Economy Traders Price Hikes
Economy Traders Price Hikes

Traders at the historic Kotokoraba Central Business District in the Cape Coast Metropolis have called on the government to tighten up policy interventions to curtail the rampant increase in prices of goods and services across the country.

According to them, prices of items largely, consumable goods were rapidly gliding thereby, affecting their capital and the disposable income of consumers.

In separate interviews with the Ghana News Agency (GNA) the traders indicated that the suffering of the people and businesses in this time of economic downturn was real, and an indication for all to accept that “we cannot continue business as usual.”

Madam Esi Manu, a foodstuff seller sold an ‘olonka’ of gari between GH¢20 and GH¢25 while a tuber of yam was sold between GH¢15 and GH¢25.

“The increase in fuel prices and depreciation of the cedi against the dollar is our bane.
“We know the government is doing its best but it must double efforts and be innovative to find lasting solutions that work to ease the financial stress driving traders into debts,” she pleaded.

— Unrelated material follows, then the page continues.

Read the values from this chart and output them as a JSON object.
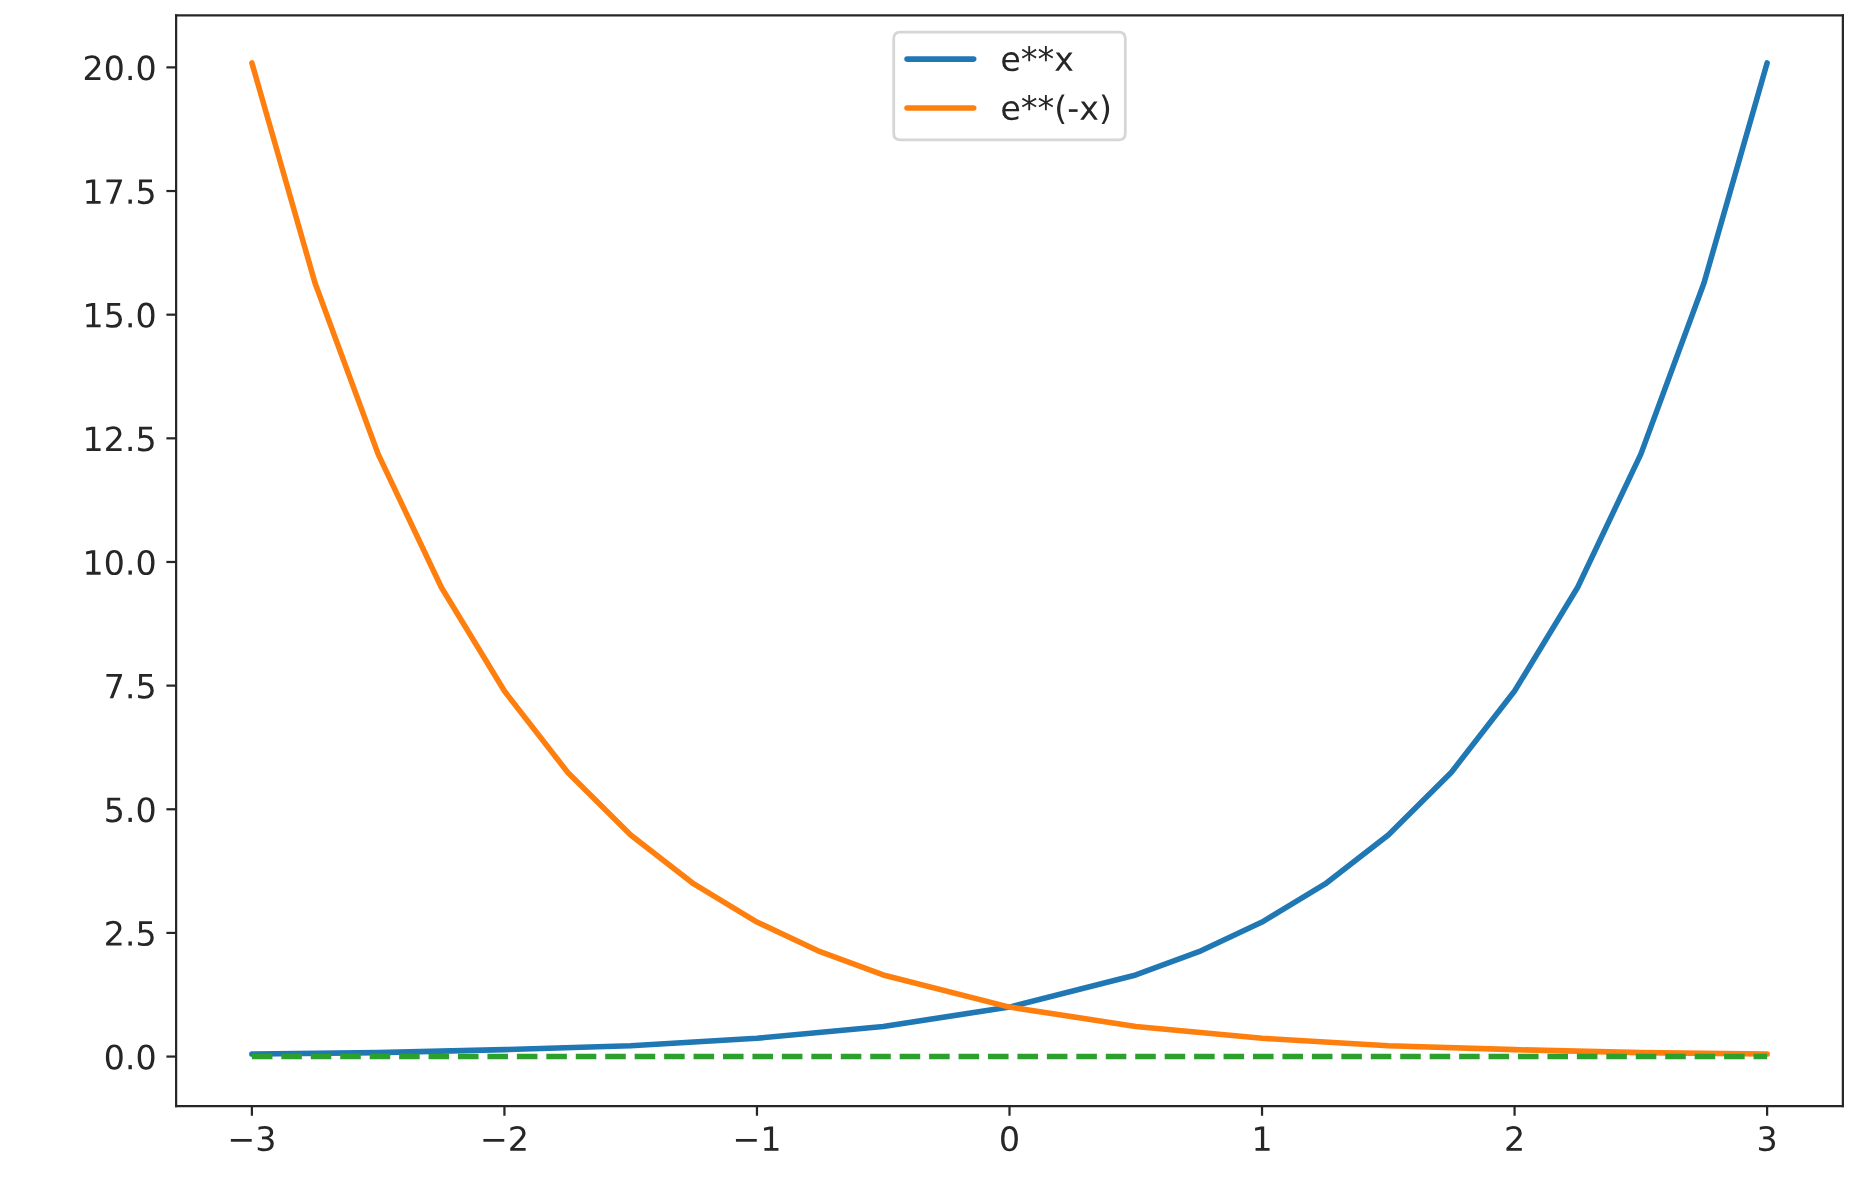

A dealer in grains and cereals, Madam Adwoa Comfort, said prices of her wares had increased tremendously, stating that a bowl of maize was now GH¢42 while a bowl of millet is GH¢18 as against GH¢12.00 and GH 9.00 respectively some few weeks back.

Also, a bag of millet was sold between GH¢700 to GH¢780, while a crate of eggs ranged from GH¢30.00 to GH¢40.00 with three going for GH¢6.00.

She said her business was on the verge of collapse because her capital had been eroded by the turn of events.
An onion seller, Madam Selina Mensah, expressed similar sentiments as the prices of onions ranged between GH¢15.00 a small bowl and GH¢35.00 depending on the sizes.

The GNA observed that the price of a bag of cassava dough was sold between GH¢700 and GH¢790 depending on the size of the bag while corn dough was between GH¢850 to 900.

Beans used to be GH¢5 and GH¢7 but were sold at GH¢10 and GH¢12 depending on the quality of the beans.
The margarine cup of fresh groundnuts was GH¢6 cedis and above.

The GNA also observed at the market that, although one could witness brisk activities, the traders complained that business was not good.

Largely, the traders were hopeful that as the season approached business would pick up to make a lot more sales.
Also at the market, lots of traders who hitherto did not sell in the market were seen roaming about with their wares with the hope of cashing in.